À peu près à la même époque, le juge de district bavarois Thomas Walther, qui était sur le point de prendre sa retraite après une longue carrière, a été transféré au bureau d’enquête sur les crimes nazis à Ludwigsburg. Walther était convaincu qu’il devait y avoir un moyen de faire condamner les criminels nazis vieillissants qui, depuis la fin de la guerre, demeuraient pratiquement intouchables. C’est grâce à une simple recherche sur Google que Walther est tombé sur l’affaire qui allait changer l’histoire judiciaire allemande.
Né Ivan Mykolaiovych Demjanjuk, John Demjanjuk, était un Ukrainien qui, selon certains documents, avait travaillé comme gardien au camp d’extermination de Sobibor dans la Pologne occupée par les nazis.

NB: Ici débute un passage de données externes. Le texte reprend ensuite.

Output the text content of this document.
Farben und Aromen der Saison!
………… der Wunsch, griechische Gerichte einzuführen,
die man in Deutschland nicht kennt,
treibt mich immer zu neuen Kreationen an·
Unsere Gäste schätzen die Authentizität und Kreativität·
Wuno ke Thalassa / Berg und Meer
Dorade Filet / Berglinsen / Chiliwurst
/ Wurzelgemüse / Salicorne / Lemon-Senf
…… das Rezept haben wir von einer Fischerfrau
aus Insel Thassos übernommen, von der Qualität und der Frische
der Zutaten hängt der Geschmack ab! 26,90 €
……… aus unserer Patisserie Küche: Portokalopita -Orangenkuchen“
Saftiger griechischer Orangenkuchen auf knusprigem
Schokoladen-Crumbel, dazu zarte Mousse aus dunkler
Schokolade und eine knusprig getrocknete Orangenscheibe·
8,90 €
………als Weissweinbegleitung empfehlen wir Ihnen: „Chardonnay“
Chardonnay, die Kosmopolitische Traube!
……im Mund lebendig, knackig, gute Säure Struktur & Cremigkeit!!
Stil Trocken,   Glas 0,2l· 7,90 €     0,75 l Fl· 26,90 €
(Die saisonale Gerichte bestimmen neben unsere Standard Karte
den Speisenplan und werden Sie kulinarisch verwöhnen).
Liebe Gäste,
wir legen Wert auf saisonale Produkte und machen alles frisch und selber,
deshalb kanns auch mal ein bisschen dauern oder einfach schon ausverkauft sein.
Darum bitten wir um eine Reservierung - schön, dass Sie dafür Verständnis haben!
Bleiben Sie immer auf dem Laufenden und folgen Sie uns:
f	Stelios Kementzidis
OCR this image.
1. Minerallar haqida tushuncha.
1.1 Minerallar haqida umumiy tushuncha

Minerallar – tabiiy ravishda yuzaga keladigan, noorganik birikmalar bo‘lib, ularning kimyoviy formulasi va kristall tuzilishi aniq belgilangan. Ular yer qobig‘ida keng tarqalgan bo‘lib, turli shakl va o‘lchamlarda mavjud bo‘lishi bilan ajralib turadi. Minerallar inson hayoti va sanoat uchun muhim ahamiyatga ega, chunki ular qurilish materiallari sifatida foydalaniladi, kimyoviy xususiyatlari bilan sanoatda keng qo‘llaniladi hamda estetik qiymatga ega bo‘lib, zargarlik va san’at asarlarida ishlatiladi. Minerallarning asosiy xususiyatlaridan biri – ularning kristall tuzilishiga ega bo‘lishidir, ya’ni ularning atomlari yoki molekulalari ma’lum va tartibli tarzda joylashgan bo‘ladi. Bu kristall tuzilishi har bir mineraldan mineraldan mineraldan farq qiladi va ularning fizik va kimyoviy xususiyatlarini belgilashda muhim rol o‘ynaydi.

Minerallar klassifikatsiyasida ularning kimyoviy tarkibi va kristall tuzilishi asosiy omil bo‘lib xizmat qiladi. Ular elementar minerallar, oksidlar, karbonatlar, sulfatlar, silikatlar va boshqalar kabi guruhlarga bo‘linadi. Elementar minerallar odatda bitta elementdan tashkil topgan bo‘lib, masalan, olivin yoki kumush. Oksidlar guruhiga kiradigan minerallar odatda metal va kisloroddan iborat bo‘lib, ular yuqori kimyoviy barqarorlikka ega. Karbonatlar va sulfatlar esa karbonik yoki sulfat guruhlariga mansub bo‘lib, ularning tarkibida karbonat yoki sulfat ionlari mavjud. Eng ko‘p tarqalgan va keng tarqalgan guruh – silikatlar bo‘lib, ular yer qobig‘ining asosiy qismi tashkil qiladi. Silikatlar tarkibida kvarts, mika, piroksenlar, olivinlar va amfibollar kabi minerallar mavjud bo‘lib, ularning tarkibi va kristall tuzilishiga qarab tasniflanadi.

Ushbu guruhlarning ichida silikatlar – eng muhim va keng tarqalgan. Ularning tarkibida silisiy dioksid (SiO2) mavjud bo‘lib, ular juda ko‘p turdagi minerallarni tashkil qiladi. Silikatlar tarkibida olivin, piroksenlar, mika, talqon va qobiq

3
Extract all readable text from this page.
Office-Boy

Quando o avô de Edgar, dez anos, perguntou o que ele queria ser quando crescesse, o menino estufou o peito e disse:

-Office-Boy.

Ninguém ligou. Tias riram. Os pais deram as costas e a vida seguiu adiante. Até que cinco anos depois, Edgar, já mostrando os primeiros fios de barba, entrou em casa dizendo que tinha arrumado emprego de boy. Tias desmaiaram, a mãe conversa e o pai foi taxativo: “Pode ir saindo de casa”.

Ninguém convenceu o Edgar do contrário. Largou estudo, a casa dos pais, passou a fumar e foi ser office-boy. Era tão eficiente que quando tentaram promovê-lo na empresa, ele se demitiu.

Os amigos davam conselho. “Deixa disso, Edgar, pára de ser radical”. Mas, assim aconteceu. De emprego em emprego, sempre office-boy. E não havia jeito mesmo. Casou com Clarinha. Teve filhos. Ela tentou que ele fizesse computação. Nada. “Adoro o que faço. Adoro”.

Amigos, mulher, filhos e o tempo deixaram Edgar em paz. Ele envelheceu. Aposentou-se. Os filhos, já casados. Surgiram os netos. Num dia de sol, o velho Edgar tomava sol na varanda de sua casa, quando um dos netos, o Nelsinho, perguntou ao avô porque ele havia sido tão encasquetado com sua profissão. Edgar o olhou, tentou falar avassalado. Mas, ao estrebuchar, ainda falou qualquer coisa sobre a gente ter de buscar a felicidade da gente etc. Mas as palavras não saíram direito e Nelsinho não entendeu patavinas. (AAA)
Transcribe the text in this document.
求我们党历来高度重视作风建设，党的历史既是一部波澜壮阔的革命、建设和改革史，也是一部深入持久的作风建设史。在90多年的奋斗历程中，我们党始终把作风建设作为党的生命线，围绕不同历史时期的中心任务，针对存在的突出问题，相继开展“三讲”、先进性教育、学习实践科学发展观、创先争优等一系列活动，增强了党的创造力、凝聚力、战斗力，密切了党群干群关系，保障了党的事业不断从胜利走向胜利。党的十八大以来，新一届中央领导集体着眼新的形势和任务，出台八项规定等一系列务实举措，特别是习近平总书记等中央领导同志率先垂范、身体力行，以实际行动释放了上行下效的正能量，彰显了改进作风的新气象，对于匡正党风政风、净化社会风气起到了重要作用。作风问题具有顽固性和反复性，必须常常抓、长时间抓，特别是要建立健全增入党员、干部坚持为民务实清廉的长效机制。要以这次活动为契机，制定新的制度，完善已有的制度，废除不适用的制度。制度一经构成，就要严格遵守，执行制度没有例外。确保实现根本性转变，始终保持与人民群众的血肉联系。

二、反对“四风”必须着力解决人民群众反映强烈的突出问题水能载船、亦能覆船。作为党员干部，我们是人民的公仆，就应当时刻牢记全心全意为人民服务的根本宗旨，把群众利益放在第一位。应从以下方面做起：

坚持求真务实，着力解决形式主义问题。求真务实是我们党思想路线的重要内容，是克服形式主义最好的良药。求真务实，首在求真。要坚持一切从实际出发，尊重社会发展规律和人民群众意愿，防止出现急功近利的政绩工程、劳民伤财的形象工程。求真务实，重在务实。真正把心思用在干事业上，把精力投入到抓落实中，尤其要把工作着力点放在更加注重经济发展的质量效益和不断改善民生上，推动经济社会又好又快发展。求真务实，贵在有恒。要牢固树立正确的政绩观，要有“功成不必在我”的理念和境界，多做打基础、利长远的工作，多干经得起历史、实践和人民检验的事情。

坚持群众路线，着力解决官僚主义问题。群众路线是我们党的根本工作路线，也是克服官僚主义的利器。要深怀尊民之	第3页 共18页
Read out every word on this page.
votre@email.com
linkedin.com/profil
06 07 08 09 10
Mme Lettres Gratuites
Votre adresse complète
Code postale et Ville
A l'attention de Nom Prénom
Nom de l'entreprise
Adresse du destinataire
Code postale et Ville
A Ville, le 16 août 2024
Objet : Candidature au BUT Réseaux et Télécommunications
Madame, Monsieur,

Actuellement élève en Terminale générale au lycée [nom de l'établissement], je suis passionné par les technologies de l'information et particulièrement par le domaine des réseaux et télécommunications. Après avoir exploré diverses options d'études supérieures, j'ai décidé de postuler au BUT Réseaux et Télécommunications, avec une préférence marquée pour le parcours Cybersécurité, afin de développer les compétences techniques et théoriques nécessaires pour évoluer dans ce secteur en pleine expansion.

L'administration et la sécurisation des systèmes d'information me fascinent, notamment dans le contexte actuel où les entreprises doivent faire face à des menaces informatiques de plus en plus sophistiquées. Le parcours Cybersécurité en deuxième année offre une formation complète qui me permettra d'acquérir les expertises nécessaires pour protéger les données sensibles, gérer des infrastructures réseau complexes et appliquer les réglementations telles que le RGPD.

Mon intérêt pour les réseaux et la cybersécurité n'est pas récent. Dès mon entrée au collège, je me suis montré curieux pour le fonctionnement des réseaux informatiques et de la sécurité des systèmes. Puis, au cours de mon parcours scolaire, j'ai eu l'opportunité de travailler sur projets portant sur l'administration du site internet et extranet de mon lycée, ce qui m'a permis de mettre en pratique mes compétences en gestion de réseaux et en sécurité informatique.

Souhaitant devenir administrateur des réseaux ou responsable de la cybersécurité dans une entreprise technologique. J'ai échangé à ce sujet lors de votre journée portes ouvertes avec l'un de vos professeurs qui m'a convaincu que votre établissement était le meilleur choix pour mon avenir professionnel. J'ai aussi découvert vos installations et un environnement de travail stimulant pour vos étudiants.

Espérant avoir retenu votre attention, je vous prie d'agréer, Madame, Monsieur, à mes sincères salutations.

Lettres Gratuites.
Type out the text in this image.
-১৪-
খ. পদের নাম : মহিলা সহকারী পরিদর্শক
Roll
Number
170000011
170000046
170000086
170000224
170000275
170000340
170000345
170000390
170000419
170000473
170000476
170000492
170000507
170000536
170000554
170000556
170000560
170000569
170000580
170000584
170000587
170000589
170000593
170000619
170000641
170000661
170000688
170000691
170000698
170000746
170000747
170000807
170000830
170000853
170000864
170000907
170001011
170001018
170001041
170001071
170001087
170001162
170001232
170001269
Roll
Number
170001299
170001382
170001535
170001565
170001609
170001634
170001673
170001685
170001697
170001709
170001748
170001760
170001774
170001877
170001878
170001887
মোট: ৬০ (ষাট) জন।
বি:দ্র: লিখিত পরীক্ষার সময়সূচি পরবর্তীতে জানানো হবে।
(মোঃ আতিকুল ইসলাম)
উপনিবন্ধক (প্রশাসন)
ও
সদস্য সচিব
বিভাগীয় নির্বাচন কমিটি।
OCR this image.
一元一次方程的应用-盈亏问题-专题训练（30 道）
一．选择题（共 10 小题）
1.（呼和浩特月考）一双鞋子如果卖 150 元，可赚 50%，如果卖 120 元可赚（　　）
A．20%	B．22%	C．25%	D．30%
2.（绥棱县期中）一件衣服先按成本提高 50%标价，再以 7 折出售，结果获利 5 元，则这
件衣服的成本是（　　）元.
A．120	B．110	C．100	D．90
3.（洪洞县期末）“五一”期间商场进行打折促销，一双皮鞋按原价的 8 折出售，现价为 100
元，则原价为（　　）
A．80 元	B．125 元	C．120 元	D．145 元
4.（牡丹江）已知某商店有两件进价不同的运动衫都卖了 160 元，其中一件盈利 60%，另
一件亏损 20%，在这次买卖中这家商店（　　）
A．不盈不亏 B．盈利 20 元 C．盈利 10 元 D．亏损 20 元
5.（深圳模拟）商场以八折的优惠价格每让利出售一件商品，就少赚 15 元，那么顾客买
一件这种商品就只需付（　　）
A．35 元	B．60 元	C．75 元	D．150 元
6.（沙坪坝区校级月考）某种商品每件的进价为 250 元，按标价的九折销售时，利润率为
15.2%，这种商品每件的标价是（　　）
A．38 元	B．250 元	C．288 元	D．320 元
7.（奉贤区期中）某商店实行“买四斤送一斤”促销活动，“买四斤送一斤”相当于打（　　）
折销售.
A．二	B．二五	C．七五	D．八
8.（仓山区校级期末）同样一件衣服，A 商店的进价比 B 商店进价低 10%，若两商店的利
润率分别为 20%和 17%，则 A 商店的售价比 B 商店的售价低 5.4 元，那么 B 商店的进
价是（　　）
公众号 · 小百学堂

Après la guerre, Demjanjuk avait fui aux États-Unis et s’était installé dans l’Ohio, où il avait trouvé un emploi de mécanicien automobile et mené une vie tout à fait banale. Dans les années 1970, des survivants du camp d’extermination de Treblinka ont accusé Demjanjuk d’être le gardien notoirement connu sous le nom « d’Ivan le Terrible ». Les crimes d’Ivan le Terrible sont, même selon les normes de la Shoah, particulièrement odieux. Il aurait cloué les oreilles de prisonniers aux murs, arraché les yeux de prisonniers, mutilé sans raison des prisonniers pendant qu’ils travaillaient et les aurait forcés à continuer à travailler alors qu’ils saignaient abondamment de leurs blessures ouvertes. À une occasion au moins, il aurait enfoncé un morceau de métal dans la cavité anale d’un prisonnier et menacé de le tuer s’il émettait un son.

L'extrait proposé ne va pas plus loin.